Mesmo considerando que as garantias
individuais representam também limitação ao poder do Estado, o que é fundamento
histórico das Constituições, pode-se concluir que não são elas (as garantias
individuais) absolutas quando se trata da realização da busca pessoal e de
outros procedimentos imprescindíveis para a ordem pública e o bem-estar social,
previstos em lei. Deve ocorrer, naturalmente, que alguns direitos individuais
cedam espaço ao interesse maior da sociedade, no limite do que seja necessário
e razoável à realização do bem comum.
Trata-se, na realidade, de equilibrar e
garantir direitos individuais de mesmo nível e dignidade constitucional, no
caso, a inviolabilidade domiciliar e a pessoal e a segurança devida a todo
cidadão (caput do art. 5º, da CF). É este o sentido do artigo
XXVIII, da Declaração Americana dos Direitos e Deveres do Homem, de 1948,
quando estabelece que: "Os direitos do homem estão limitados pelos
direitos do próximo, pela segurança de todos e pelas justas exigências do
bem-estar geral e do desenvolvimento democrático". [22]
4. A questão do
respeito à intimidade
A invasão da intimidade e da vida
particular, que também é um dos aspectos da intimidade em sentido amplo, traz
prejuízo moral objetivo (como o indivíduo é visto por seus pares) e moral
subjetivo (como o próprio indivíduo se vê, no convívio social).
A intimidade foi objeto de análise por
Paulo José da Costa Júnior, que defendeu a necessidade de tutela penal desse
direito individual garantido pelo inciso X, do art. 5º, da CF,
conforme registrou em sua obra "O Direito de Estar Só". O penalista
apresentou o seguinte conceito para o que denominou intimidade exterior:
é aquela de natureza psíquica. O homem
a estabelece no burburinho da multidão. Ensimesmando-se em pleno tumulto
coletivo. Decretando-se alheio, impenetrável às solicitações dos que o rodeiam.

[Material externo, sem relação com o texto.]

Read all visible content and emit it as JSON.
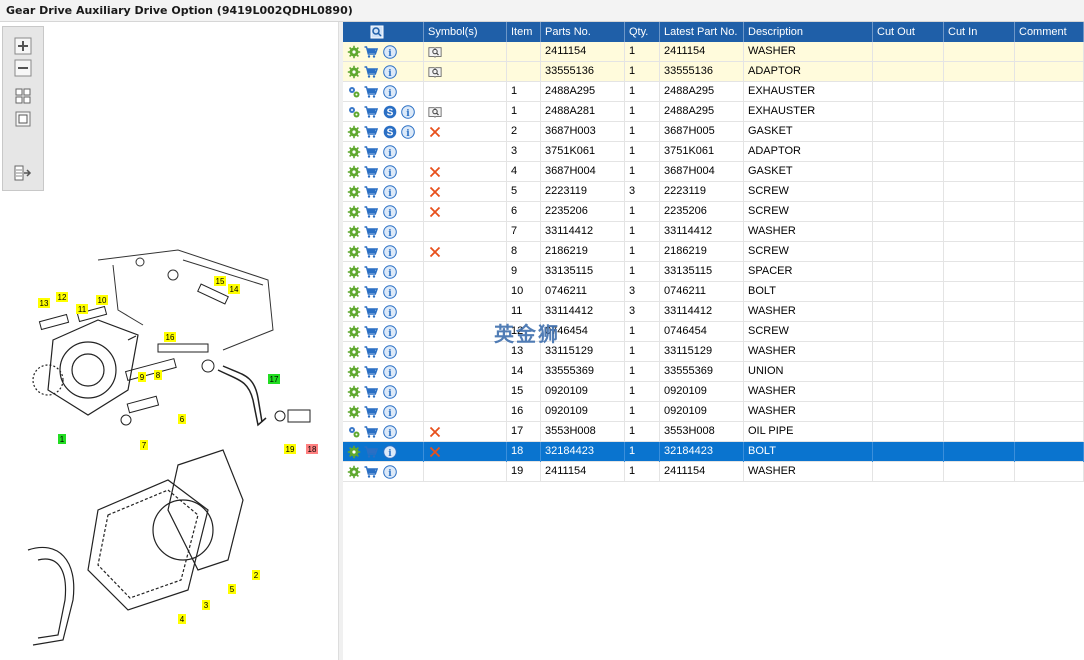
{
  "window": {
    "title": "Gear Drive Auxiliary Drive Option (9419L002QDHL0890)"
  },
  "toolbox": {
    "buttons": [
      "zoom-in-icon",
      "zoom-out-icon",
      "fit-all-icon",
      "actual-size-icon",
      "export-list-icon"
    ]
  },
  "diagram": {
    "callouts": [
      {
        "label": "13",
        "color": "#ffff00"
      },
      {
        "label": "12",
        "color": "#ffff00"
      },
      {
        "label": "11",
        "color": "#ffff00"
      },
      {
        "label": "10",
        "color": "#ffff00"
      },
      {
        "label": "15",
        "color": "#ffff00"
      },
      {
        "label": "14",
        "color": "#ffff00"
      },
      {
        "label": "16",
        "color": "#ffff00"
      },
      {
        "label": "9",
        "color": "#ffff00"
      },
      {
        "label": "8",
        "color": "#ffff00"
      },
      {
        "label": "17",
        "color": "#22dd22"
      },
      {
        "label": "6",
        "color": "#ffff00"
      },
      {
        "label": "7",
        "color": "#ffff00"
      },
      {
        "label": "1",
        "color": "#22dd22"
      },
      {
        "label": "19",
        "color": "#ffff00"
      },
      {
        "label": "18",
        "color": "#ff8080"
      },
      {
        "label": "2",
        "color": "#ffff00"
      },
      {
        "label": "5",
        "color": "#ffff00"
      },
      {
        "label": "3",
        "color": "#ffff00"
      },
      {
        "label": "4",
        "color": "#ffff00"
      }
    ]
  },
  "grid": {
    "columns": [
      "",
      "Symbol(s)",
      "Item",
      "Parts No.",
      "Qty.",
      "Latest Part No.",
      "Description",
      "Cut Out",
      "Cut In",
      "Comment"
    ],
    "header_icon": "search-list-icon",
    "rows": [
      {
        "icon": "gear",
        "s": false,
        "symbol": "book",
        "item": "",
        "part": "2411154",
        "qty": "1",
        "latest": "2411154",
        "desc": "WASHER",
        "tint": true,
        "sel": false
      },
      {
        "icon": "gear",
        "s": false,
        "symbol": "book",
        "item": "",
        "part": "33555136",
        "qty": "1",
        "latest": "33555136",
        "desc": "ADAPTOR",
        "tint": true,
        "sel": false
      },
      {
        "icon": "gears",
        "s": false,
        "symbol": "",
        "item": "1",
        "part": "2488A295",
        "qty": "1",
        "latest": "2488A295",
        "desc": "EXHAUSTER",
        "tint": false,
        "sel": false
      },
      {
        "icon": "gears",
        "s": true,
        "symbol": "book",
        "item": "1",
        "part": "2488A281",
        "qty": "1",
        "latest": "2488A295",
        "desc": "EXHAUSTER",
        "tint": false,
        "sel": false
      },
      {
        "icon": "gear",
        "s": true,
        "symbol": "x",
        "item": "2",
        "part": "3687H003",
        "qty": "1",
        "latest": "3687H005",
        "desc": "GASKET",
        "tint": false,
        "sel": false
      },
      {
        "icon": "gear",
        "s": false,
        "symbol": "",
        "item": "3",
        "part": "3751K061",
        "qty": "1",
        "latest": "3751K061",
        "desc": "ADAPTOR",
        "tint": false,
        "sel": false
      },
      {
        "icon": "gear",
        "s": false,
        "symbol": "x",
        "item": "4",
        "part": "3687H004",
        "qty": "1",
        "latest": "3687H004",
        "desc": "GASKET",
        "tint": false,
        "sel": false
      },
      {
        "icon": "gear",
        "s": false,
        "symbol": "x",
        "item": "5",
        "part": "2223119",
        "qty": "3",
        "latest": "2223119",
        "desc": "SCREW",
        "tint": false,
        "sel": false
      },
      {
        "icon": "gear",
        "s": false,
        "symbol": "x",
        "item": "6",
        "part": "2235206",
        "qty": "1",
        "latest": "2235206",
        "desc": "SCREW",
        "tint": false,
        "sel": false
      },
      {
        "icon": "gear",
        "s": false,
        "symbol": "",
        "item": "7",
        "part": "33114412",
        "qty": "1",
        "latest": "33114412",
        "desc": "WASHER",
        "tint": false,
        "sel": false
      },
      {
        "icon": "gear",
        "s": false,
        "symbol": "x",
        "item": "8",
        "part": "2186219",
        "qty": "1",
        "latest": "2186219",
        "desc": "SCREW",
        "tint": false,
        "sel": false
      },
      {
        "icon": "gear",
        "s": false,
        "symbol": "",
        "item": "9",
        "part": "33135115",
        "qty": "1",
        "latest": "33135115",
        "desc": "SPACER",
        "tint": false,
        "sel": false
      },
      {
        "icon": "gear",
        "s": false,
        "symbol": "",
        "item": "10",
        "part": "0746211",
        "qty": "3",
        "latest": "0746211",
        "desc": "BOLT",
        "tint": false,
        "sel": false
      },
      {
        "icon": "gear",
        "s": false,
        "symbol": "",
        "item": "11",
        "part": "33114412",
        "qty": "3",
        "latest": "33114412",
        "desc": "WASHER",
        "tint": false,
        "sel": false
      },
      {
        "icon": "gear",
        "s": false,
        "symbol": "",
        "item": "12",
        "part": "0746454",
        "qty": "1",
        "latest": "0746454",
        "desc": "SCREW",
        "tint": false,
        "sel": false
      },
      {
        "icon": "gear",
        "s": false,
        "symbol": "",
        "item": "13",
        "part": "33115129",
        "qty": "1",
        "latest": "33115129",
        "desc": "WASHER",
        "tint": false,
        "sel": false
      },
      {
        "icon": "gear",
        "s": false,
        "symbol": "",
        "item": "14",
        "part": "33555369",
        "qty": "1",
        "latest": "33555369",
        "desc": "UNION",
        "tint": false,
        "sel": false
      },
      {
        "icon": "gear",
        "s": false,
        "symbol": "",
        "item": "15",
        "part": "0920109",
        "qty": "1",
        "latest": "0920109",
        "desc": "WASHER",
        "tint": false,
        "sel": false
      },
      {
        "icon": "gear",
        "s": false,
        "symbol": "",
        "item": "16",
        "part": "0920109",
        "qty": "1",
        "latest": "0920109",
        "desc": "WASHER",
        "tint": false,
        "sel": false
      },
      {
        "icon": "gears",
        "s": false,
        "symbol": "x",
        "item": "17",
        "part": "3553H008",
        "qty": "1",
        "latest": "3553H008",
        "desc": "OIL PIPE",
        "tint": false,
        "sel": false
      },
      {
        "icon": "gear",
        "s": false,
        "symbol": "x",
        "item": "18",
        "part": "32184423",
        "qty": "1",
        "latest": "32184423",
        "desc": "BOLT",
        "tint": false,
        "sel": true
      },
      {
        "icon": "gear",
        "s": false,
        "symbol": "",
        "item": "19",
        "part": "2411154",
        "qty": "1",
        "latest": "2411154",
        "desc": "WASHER",
        "tint": false,
        "sel": false
      }
    ]
  },
  "watermark": {
    "text": "英金狮"
  },
  "colors": {
    "header_blue": "#1f5fa8",
    "selected_row": "#0a74cf",
    "tint_row": "#fffbdc",
    "gear_green": "#5fa82e",
    "cart_blue": "#2a6fc4",
    "x_orange": "#e8501c"
  }
}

Presente e ausente. Rodeado e só. [23]
Nessa linha de raciocínio, a abordagem
policial invadiria primeiramente a intimidade exterior do indivíduo que, apesar
de se encontrar em público, não se vê normalmente obrigado a travar relações
interpessoais além do que lhe seja necessário ou oportuno. Quem nunca foi
abordado em público, não necessariamente pela polícia, e não se sentiu invadido
em sua intimidade ou privacidade?
Identificando as esferas individual e
privada, relacionadas à intimidade, ainda o autor observa que:
Em correspondência com sua natural
divisão em ser individual e ser social, o homem vive como personalidade em
esferas diversas: numa esfera individual e noutra esfera privada.
Assim, o homem, como pessoa, procura
satisfazer dois interesses fundamentais: enquanto indivíduo, o interesse por
uma livre existência; enquanto co-partícipe do consórcio humano, o interesse
por um livre desenvolvimento na vida de relação.

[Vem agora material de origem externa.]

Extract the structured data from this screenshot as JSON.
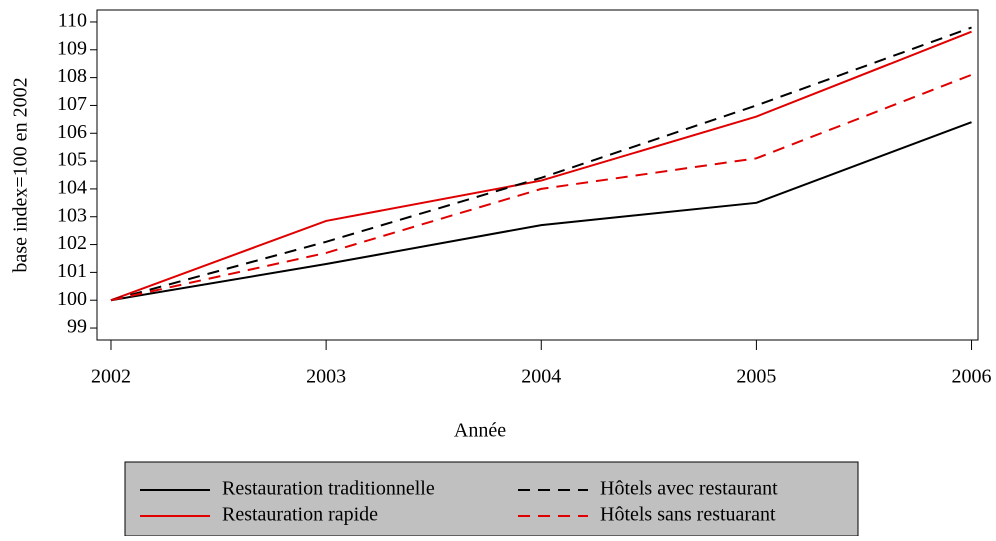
{
  "chart_data": {
    "type": "line",
    "x": [
      2002,
      2003,
      2004,
      2005,
      2006
    ],
    "xlim": [
      2001.935,
      2006.03
    ],
    "xticks": [
      2002,
      2003,
      2004,
      2005,
      2006
    ],
    "ylim": [
      98.57,
      110.43
    ],
    "yticks": [
      99,
      100,
      101,
      102,
      103,
      104,
      105,
      106,
      107,
      108,
      109,
      110
    ],
    "xlabel": "Année",
    "ylabel": "base index=100 en 2002",
    "series": [
      {
        "name": "Restauration traditionnelle",
        "color": "#000000",
        "dash": false,
        "values": [
          100,
          101.3,
          102.7,
          103.5,
          106.4
        ]
      },
      {
        "name": "Restauration rapide",
        "color": "#e00000",
        "dash": false,
        "values": [
          100,
          102.85,
          104.3,
          106.6,
          109.65
        ]
      },
      {
        "name": "Hôtels avec restaurant",
        "color": "#000000",
        "dash": true,
        "values": [
          100,
          102.1,
          104.4,
          107.0,
          109.8
        ]
      },
      {
        "name": "Hôtels sans restuarant",
        "color": "#e00000",
        "dash": true,
        "values": [
          100,
          101.7,
          104.0,
          105.1,
          108.1
        ]
      }
    ]
  }
}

Os direitos que se destinam à proteção
da ‘esfera individual’ servem à proteção da personalidade, dentro da vida
pública. Na proteção da ‘vida privada’, ao contrário, cogita-se da
inviolabilidade da personalidade dentro do seu retiro necessário ao seu
desenvolvimento e evolução, em seu mundo particular, à margem da vida exterior.
Estabelece-se, dessarte, a diferença
entre a ‘esfera individual’ (proteção à honra) e a ‘esfera privada’ (proteção
contra a indiscrição). [24]
Por esse entendimento, a violabilidade
pessoal verificada na busca pessoal pode atingir a esfera individual e a esfera
privada daquele que é submetido à revista.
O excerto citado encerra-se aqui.